Não sei se ela tem síndrome alguma e, honestamente, não importa.
Ok. Esqueçam a biologia. Esqueçam a bagunça da mitose e da meiose. Imagino que o cursinho/colegial já tenha ficado no passado (assim como falar "colegial"). Vou tentar explicar de um jeito bem simples:
Assim como no início de A Hora da Estrela, a vida começa quando uma célula diz "sim" à outra. O óvulo diz sim para o espermatozóide e ocorre a união dos 23 cromossomos de cada um deles, pareando-se e formando a primeira célula de um ser humano. Desde então, ocorre uma sucessão exponencial de SIMs de uma célula para dar origem à outra... formam-se duas, quatro, oito, dezesseis células... E assim por diante. Daí, tudo começa a ficar um pouco mais complexo. Chega a hora de se diferenciar. Aquilo que era só um sim, incorpora um gigantesco jogo de telefone-sem-fio, em que a mensagem é ditada pelo código genético: cada célula diz o que ativar e o que desativar de forma a dar origem às outras que vão constituir os diferentes órgãos e sistemas do corpo humano. Um processo que se repete até chegar nos 100 trilhões de células, de diferentes tipos, que formam, em média, uma pessoa. E que garante que continuemos vivos.
Quem ainda lembra que foi criança e brincou de telefone-sem-fio sabe que erros ocorrem e naturalmente a mensagem acaba chegando com, pelo menos, alguma alteração ao fim da brincadeira. Algo análogo ao que ocorre com tarefas delegadas a muita gente ou trocas muito longas de emails corporativos. Afinal, se a gente consegue fazer besteira em um dia corrido no emprego, imagine um organismo composto de 100 trilhões de células. E isso é normal. Erros são esperados. São as consequências deles no organismo que variam para os dois extremos: do mesmo jeito que eles podem resultar em uma pinta/manchinha feia ou num nariz "forte" para os padrões estéticos, também podem acarretar em alguma alteração incompatível com a vida, como a anencefalia que foi alvo de uma exaustiva e nauseante discussão na semana passada. No caso da filha do Roberto Justus, um desses erros acarretou em uma alteração no desenvolvimento dos ossos do crânio.

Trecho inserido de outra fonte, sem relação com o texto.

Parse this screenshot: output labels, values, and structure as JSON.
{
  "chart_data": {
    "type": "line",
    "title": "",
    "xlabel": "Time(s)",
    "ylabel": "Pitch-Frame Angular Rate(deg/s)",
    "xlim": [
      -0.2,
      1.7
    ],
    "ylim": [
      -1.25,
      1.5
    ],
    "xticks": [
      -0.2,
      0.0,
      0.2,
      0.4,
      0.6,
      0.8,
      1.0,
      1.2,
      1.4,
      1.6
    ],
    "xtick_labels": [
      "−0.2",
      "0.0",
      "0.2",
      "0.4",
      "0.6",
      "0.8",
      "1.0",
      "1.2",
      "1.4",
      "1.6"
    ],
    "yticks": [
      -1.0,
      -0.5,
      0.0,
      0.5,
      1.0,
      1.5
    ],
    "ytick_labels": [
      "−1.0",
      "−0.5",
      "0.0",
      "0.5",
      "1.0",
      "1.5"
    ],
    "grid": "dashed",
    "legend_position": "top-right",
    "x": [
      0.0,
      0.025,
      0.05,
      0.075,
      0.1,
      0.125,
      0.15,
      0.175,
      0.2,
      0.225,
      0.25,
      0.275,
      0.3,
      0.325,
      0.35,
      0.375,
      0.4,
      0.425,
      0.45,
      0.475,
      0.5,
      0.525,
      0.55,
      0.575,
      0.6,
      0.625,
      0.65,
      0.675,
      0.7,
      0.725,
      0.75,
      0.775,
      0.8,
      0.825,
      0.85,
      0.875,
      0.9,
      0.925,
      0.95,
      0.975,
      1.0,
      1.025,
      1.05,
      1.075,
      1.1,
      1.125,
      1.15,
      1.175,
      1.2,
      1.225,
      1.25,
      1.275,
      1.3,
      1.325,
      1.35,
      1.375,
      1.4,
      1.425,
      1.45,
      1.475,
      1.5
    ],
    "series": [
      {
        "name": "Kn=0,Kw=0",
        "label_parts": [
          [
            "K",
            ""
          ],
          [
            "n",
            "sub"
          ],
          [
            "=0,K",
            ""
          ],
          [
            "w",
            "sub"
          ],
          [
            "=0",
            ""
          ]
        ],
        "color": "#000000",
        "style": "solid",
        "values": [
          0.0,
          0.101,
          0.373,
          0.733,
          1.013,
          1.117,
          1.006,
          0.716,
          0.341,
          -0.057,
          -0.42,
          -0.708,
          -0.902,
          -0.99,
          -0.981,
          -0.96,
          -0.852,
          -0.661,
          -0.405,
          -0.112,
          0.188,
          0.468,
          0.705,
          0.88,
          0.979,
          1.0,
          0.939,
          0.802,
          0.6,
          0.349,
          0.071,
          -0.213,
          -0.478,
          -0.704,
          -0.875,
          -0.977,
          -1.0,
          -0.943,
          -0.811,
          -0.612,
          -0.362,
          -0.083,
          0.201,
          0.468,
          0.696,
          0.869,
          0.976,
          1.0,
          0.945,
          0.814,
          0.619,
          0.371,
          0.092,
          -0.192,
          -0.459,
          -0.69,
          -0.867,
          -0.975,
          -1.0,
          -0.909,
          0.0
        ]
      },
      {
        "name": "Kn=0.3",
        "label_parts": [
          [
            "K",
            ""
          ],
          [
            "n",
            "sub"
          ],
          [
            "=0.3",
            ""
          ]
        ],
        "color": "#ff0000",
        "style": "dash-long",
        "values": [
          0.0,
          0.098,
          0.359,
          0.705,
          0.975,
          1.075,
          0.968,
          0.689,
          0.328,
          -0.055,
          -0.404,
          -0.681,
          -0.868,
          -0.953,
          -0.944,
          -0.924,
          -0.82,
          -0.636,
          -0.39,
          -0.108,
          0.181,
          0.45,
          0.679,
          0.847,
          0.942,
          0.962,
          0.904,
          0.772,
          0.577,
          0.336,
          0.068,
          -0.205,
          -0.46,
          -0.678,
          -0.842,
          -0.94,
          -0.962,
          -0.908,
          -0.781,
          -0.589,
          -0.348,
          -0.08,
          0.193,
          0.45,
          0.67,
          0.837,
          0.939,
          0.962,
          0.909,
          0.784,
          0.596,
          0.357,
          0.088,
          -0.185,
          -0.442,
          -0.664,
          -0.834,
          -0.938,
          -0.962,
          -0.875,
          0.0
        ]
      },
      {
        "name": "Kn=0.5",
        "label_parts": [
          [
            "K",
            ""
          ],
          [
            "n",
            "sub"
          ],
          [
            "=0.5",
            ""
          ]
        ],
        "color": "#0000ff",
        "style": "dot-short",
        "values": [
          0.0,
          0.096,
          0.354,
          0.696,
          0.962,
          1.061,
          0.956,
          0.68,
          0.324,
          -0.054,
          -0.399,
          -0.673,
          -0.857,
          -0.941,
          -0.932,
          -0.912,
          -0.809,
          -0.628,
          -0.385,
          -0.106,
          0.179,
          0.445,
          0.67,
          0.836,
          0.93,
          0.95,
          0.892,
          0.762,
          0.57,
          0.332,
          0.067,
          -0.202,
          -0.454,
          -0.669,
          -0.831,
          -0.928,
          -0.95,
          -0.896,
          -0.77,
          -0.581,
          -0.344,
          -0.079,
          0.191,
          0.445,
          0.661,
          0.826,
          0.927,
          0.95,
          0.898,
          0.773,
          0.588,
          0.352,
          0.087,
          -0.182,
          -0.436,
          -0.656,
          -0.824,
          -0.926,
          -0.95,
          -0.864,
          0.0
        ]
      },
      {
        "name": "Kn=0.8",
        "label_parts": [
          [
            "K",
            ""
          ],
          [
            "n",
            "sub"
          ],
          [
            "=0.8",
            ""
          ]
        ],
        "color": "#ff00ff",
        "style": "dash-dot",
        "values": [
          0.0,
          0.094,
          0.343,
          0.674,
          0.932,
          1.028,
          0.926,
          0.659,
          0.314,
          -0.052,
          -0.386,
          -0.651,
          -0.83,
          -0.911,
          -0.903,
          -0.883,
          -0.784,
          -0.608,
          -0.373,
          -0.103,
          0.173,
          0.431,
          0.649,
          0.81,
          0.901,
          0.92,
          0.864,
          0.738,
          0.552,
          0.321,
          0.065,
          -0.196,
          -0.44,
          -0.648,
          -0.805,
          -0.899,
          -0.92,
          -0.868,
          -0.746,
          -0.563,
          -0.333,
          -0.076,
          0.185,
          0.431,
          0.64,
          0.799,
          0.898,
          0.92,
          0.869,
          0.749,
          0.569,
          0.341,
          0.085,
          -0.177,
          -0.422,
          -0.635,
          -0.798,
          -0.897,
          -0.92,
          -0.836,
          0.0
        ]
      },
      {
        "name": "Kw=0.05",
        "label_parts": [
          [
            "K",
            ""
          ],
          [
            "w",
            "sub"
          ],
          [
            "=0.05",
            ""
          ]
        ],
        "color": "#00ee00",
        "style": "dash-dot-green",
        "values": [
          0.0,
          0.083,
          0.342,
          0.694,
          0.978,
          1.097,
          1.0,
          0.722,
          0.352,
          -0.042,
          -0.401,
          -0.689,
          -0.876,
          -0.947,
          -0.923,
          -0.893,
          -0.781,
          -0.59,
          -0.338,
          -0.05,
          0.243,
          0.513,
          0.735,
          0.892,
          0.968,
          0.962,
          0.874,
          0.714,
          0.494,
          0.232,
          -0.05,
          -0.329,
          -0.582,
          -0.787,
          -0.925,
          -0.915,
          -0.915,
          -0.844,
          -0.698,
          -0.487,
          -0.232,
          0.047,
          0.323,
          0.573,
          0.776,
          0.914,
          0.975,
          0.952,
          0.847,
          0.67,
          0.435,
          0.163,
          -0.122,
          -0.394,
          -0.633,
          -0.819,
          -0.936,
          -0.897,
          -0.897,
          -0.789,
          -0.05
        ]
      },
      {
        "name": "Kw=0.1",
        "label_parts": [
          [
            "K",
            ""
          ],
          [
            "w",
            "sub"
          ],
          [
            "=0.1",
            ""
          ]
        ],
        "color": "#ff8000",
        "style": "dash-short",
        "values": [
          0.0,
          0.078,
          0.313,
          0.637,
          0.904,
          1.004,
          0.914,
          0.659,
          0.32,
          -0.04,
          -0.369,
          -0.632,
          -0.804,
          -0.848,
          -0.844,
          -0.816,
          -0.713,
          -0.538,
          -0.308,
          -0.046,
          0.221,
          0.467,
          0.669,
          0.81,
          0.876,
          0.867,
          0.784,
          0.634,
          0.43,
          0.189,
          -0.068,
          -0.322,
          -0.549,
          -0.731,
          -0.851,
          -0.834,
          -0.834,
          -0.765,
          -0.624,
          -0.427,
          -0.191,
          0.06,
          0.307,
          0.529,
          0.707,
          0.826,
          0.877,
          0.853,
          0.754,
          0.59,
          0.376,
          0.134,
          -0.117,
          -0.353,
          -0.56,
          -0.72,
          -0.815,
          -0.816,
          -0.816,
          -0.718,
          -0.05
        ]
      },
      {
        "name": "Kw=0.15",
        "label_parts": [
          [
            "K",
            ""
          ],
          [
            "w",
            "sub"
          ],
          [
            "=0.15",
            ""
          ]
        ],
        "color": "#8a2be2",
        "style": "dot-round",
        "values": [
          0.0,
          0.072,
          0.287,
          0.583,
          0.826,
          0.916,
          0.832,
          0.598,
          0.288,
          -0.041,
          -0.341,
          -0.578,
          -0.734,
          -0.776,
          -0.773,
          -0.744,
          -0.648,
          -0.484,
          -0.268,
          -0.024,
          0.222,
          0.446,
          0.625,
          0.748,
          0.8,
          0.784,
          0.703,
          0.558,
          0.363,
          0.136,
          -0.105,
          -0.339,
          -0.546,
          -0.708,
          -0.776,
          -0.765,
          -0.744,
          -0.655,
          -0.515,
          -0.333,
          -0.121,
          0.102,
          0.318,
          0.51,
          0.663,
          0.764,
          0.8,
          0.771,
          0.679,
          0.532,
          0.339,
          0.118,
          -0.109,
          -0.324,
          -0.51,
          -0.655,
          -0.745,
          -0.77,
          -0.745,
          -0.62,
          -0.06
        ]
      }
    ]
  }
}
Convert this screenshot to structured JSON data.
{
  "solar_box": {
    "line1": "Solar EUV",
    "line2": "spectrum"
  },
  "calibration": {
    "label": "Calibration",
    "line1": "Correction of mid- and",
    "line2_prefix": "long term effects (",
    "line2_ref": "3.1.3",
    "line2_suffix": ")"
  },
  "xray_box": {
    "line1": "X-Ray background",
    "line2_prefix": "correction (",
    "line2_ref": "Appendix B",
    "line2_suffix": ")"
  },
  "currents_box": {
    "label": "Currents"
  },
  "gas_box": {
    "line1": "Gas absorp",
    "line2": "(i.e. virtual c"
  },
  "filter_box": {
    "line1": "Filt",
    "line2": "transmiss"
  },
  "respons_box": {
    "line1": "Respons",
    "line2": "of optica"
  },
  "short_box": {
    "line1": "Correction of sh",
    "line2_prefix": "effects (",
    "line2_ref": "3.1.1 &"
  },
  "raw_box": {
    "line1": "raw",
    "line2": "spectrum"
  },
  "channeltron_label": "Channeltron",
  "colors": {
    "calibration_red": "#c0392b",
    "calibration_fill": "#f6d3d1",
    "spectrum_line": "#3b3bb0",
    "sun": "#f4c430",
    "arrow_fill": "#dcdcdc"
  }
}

Não sei se ela tem síndrome alguma e, honestamente, não importa. Ela é, sim, uma criança normal, com um desenvolvimento cognitivo e motor compatíveis com sua idade, como seu pai precisou atestar à imprensa ontem, numa tentativa de acabar com tanta especulação. Talvez ela só não seja comum, por conta de sua malformação crânio-facial. Malformação essa que tem correção, ao contrário da estupidez e falta de conhecimento/sensibilidade demonstradas pela mídia, que fomenta a discussão sobre a "normalidade" da filha do Justus, e por quem criou um perfil no Twitter para tirar sarro dela. E pelas quase 35 mil pessoas que, seja pelo motivo que for, seguem-no, acham graça e fazem a menina virar assunto, de rede social a mesa de bar. Infelizmente, pra isso ainda não tem remédio. Nem com pílula, nem com cirurgia.